The larger trans-national infrastructure of PV, including its definitions and activities, was gradually shaped by the ground-breaking activities of CIOMS (The Council for International Organizations of Medical Sciences) and ICH (The International Conference on Harmonisation). These can be viewed as dyadic “content and process”—CIOMS creating much of the content through consensus, and ICH working through the various governmental jurisdictions to create the regulatory processes that implemented the content created by CIOMS.

Yet, to return to the New Millennium, to meet the needs of wholly new areas of PV, the full spectrum of the modern professional landscape has only taken shape since the beginning of this millennium: case management, signal management, and benefit risk management, each with two dimensions of medical and operational activities. In larger companies, these are distinct professional areas. They are complemented with experts in database management, periodic report preparation, and tracking activities that have all become their own specialties. In many, if not most, regions of the world, there is also the Qualified Person for Pharmacovigilance (QPPV), a role that evolved into its own discipline. Thus, departments in large companies now have hundreds of professionals employed in PV.
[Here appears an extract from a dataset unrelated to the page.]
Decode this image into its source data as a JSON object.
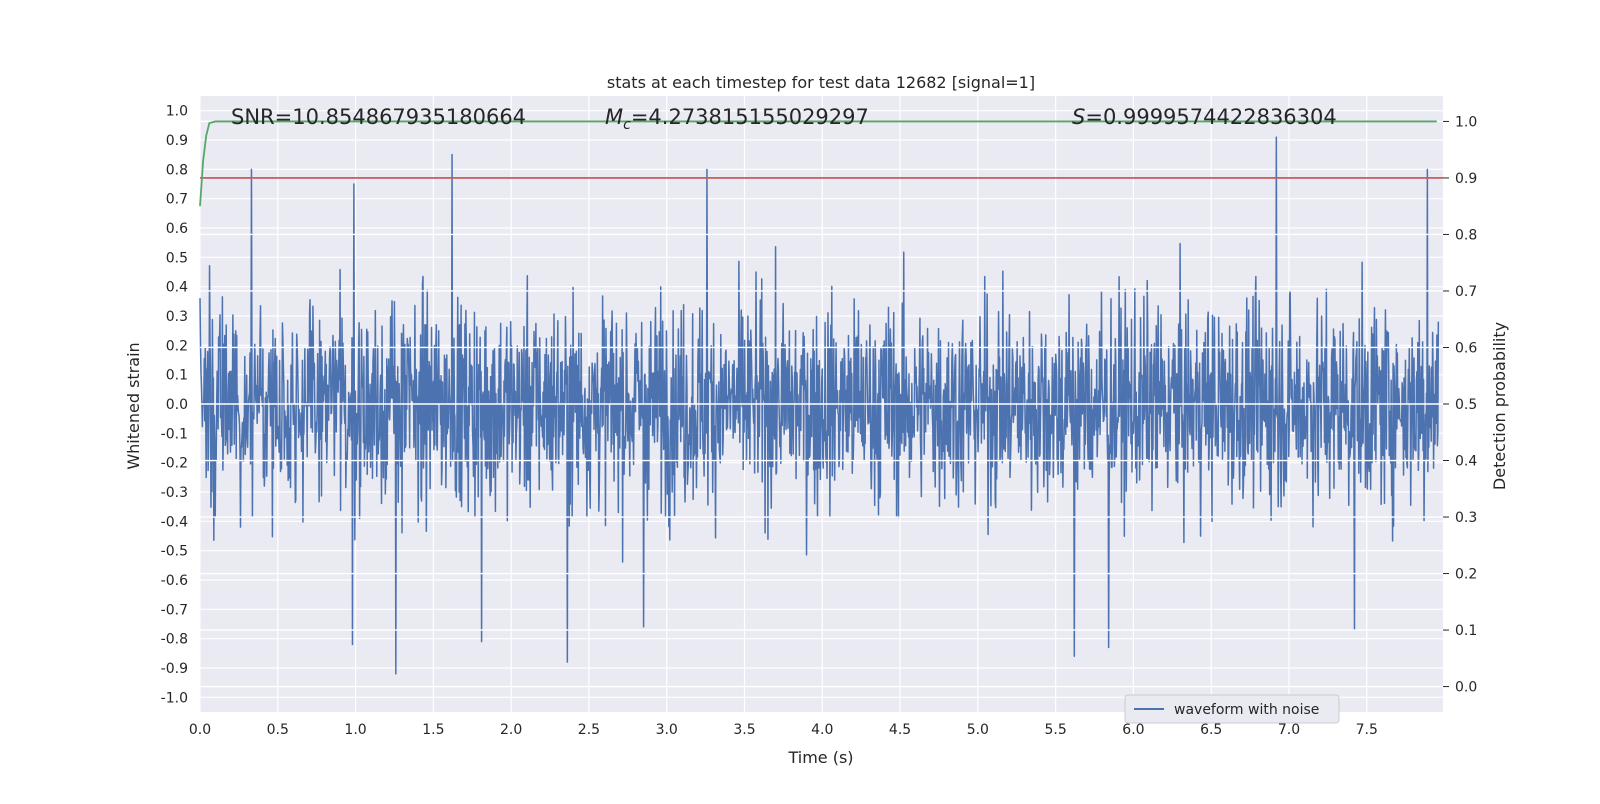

In recognition of the substantive evolution and growth in the field of PV, Clinical Therapeutics is presenting two Specialty Updates, this month and in April 2017, to highlight some of the advances and challenges in present-day PV. This month, we are publishing “Pharmacovigilance and Biomedical Informatics: A Model for Future Development,” which examines how the ad hoc interactions between these two disciplines have advanced PV processes over the past decade and also shows how a systematic approach can facilitate many new opportunities for potential advances in PV.3 The article “What Can Big Data Offer the Pharmacovigilance of Orphan Drugs?” emphasizes that new technologies cannot be applied carte blanche but require more subtle consideration. Finally, the article “The US FDA’s Risk Evaluation and Mitigation Strategy (REMS) Program – current status and future directions” shows that the introduction of new regulatory disciplines can benefit from mid-course correction as new information becomes available.4, 5 We hope you enjoy these articles.